Antes de pasar el control de seguridad de acceso
a la estación, y mientras la abuela nos repetía unas cuantas veces que
tuviésemos cuidado, papá besó a mamá en la boca y volvió a estrecharla entre
sus brazos. Pedro quería acompañarnos hasta el andén, pero el guarda le dijo
que no estaba permitido pasar sin billete. Papá se quejó de que las estaciones
de tren se pareciesen cada vez más a los aeropuertos. Mamá se cameló a Pedro
diciéndole que nos despidiera desde el ventanal de la estación, la cristalera
que la separaba de una de las galerías comerciales, y allá que se fueron
mientras nosotros colocábamos el equipaje en la cinta transportadora y
pasábamos por el arco de seguridad. La maleta, la mochila en la que papá había
metido nuestros chaquetones y los pantalones de esquí, y mi mochilita
atravesaron renqueantes el túnel del escáner, y, durante unos segundos,
apareció en la pantalla del monitor una radiografía de todas nuestras
pertenencias.
Cuando
volvimos a ver a Pedro, corría y brincaba diciéndonos adiós con las dos manos.

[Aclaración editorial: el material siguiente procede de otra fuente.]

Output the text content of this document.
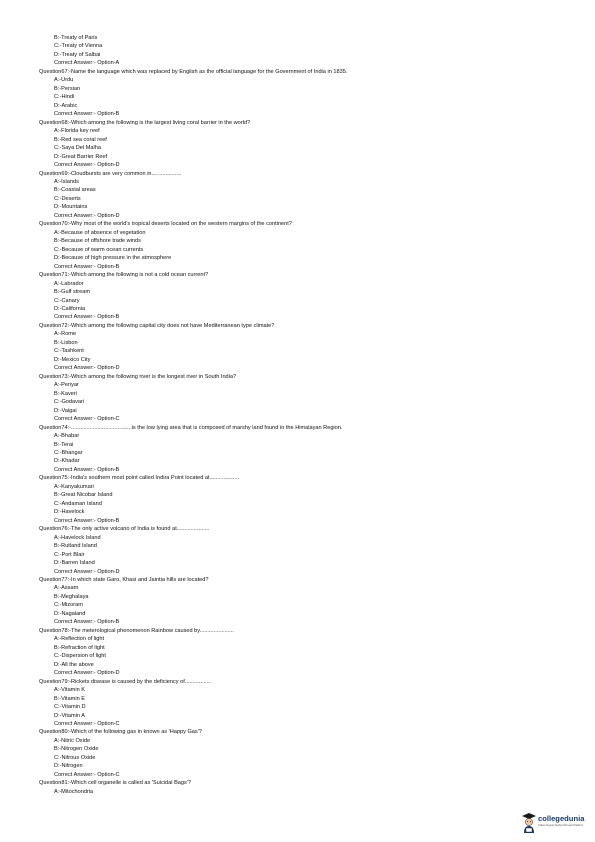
B:-Treaty of Paris
C:-Treaty of Vienna
D:-Treaty of Salbai
Correct Answer:- Option-A
Question67:-Name the language which was replaced by English as the official language for the Government of India in 1835.
A:-Urdu
B:-Persian
C:-Hindi
D:-Arabic
Correct Answer:- Option-B
Question68:-Which among the following is the largest living coral barrier in the world?
A:-Florida key reef
B:-Red sea coral reef
C:-Saya Del Malha
D:-Great Barrier Reef
Correct Answer:- Option-D
Question69:-Cloudbursts are very common in...................
A:-Islands
B:-Coastal areas
C:-Deserts
D:-Mountains
Correct Answer:- Option-D
Question70:-Why most of the world's tropical deserts located on the western margins of the continent?
A:-Because of absence of vegetation
B:-Because of offshore trade winds
C:-Because of warm ocean currents
D:-Because of high pressure in the atmosphere
Correct Answer:- Option-B
Question71:-Which among the following is not a cold ocean current?
A:-Labrador
B:-Gulf stream
C:-Canary
D:-California
Correct Answer:- Option-B
Question72:-Which among the following capital city does not have Mediterranean type climate?
A:-Rome
B:-Lisbon
C:-Tashkent
D:-Mexico City
Correct Answer:- Option-D
Question73:-Which among the following river is the longest river in South India?
A:-Periyar
B:-Kaveri
C:-Godavari
D:-Vaigai
Correct Answer:- Option-C
Question74:-.......................................is the low lying area that is composed of marshy land found in the Himalayan Region.
A:-Bhabar
B:-Terai
C:-Bhangar
D:-Khadar
Correct Answer:- Option-B
Question75:-India's southern most point called Indira Point located at...................
A:-Kanyakumari
B:-Great Nicobar Island
C:-Andaman Island
D:-Havelock
Correct Answer:- Option-B
Question76:-The only active volcano of India is found at.....................
A:-Havelock Island
B:-Rutland Island
C:-Port Blair
D:-Barren Island
Correct Answer:- Option-D
Question77:-In which state Garo, Khasi and Jaintia hills are located?
A:-Assam
B:-Meghalaya
C:-Mizoram
D:-Nagaland
Correct Answer:- Option-B
Question78:-The meterological phenomenon Rainbow caused by......................
A:-Reflection of light
B:-Refraction of light
C:-Dispersion of light
D:-All the above
Correct Answer:- Option-D
Question79:-Rickets disease is caused by the deficiency of.................
A:-Vitamin K
B:-Vitamin E
C:-Vitamin D
D:-Vitamin A
Correct Answer:- Option-C
Question80:-Which of the following gas in known as 'Happy Gas'?
A:-Nitric Oxide
B:-Nitrogen Oxide
C:-Nitrous Oxide
D:-Nitrogen
Correct Answer:- Option-C
Question81:-Which cell organelle is called as 'Suicidal Bags'?
A:-Mitochondria
collegedunia
India's largest Student Review Platform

Todos habíamos pensado en una despedida a lo grande, con medio cuerpo fuera de
la ventanilla mientras agitábamos un pañuelo, pero nuestro vagón estaba al
fondo, muy lejos de donde terminaba el ventanal, así que tuvimos que
conformarnos con saludarles con la mano desde el hall antes de arrastrar
nuestra maleta. Mamá llegó corriendo hasta la altura de Pedro, y nos sonrió
nerviosa. Nos detuvimos unos instantes. Papá les tiró unos besos, y ellos nos
los devolvieron desde detrás del cristal. Agitamos una vez más nuestras manos;
y allí quedaron, apoyados el uno en el otro, mirando cómo nos alejábamos.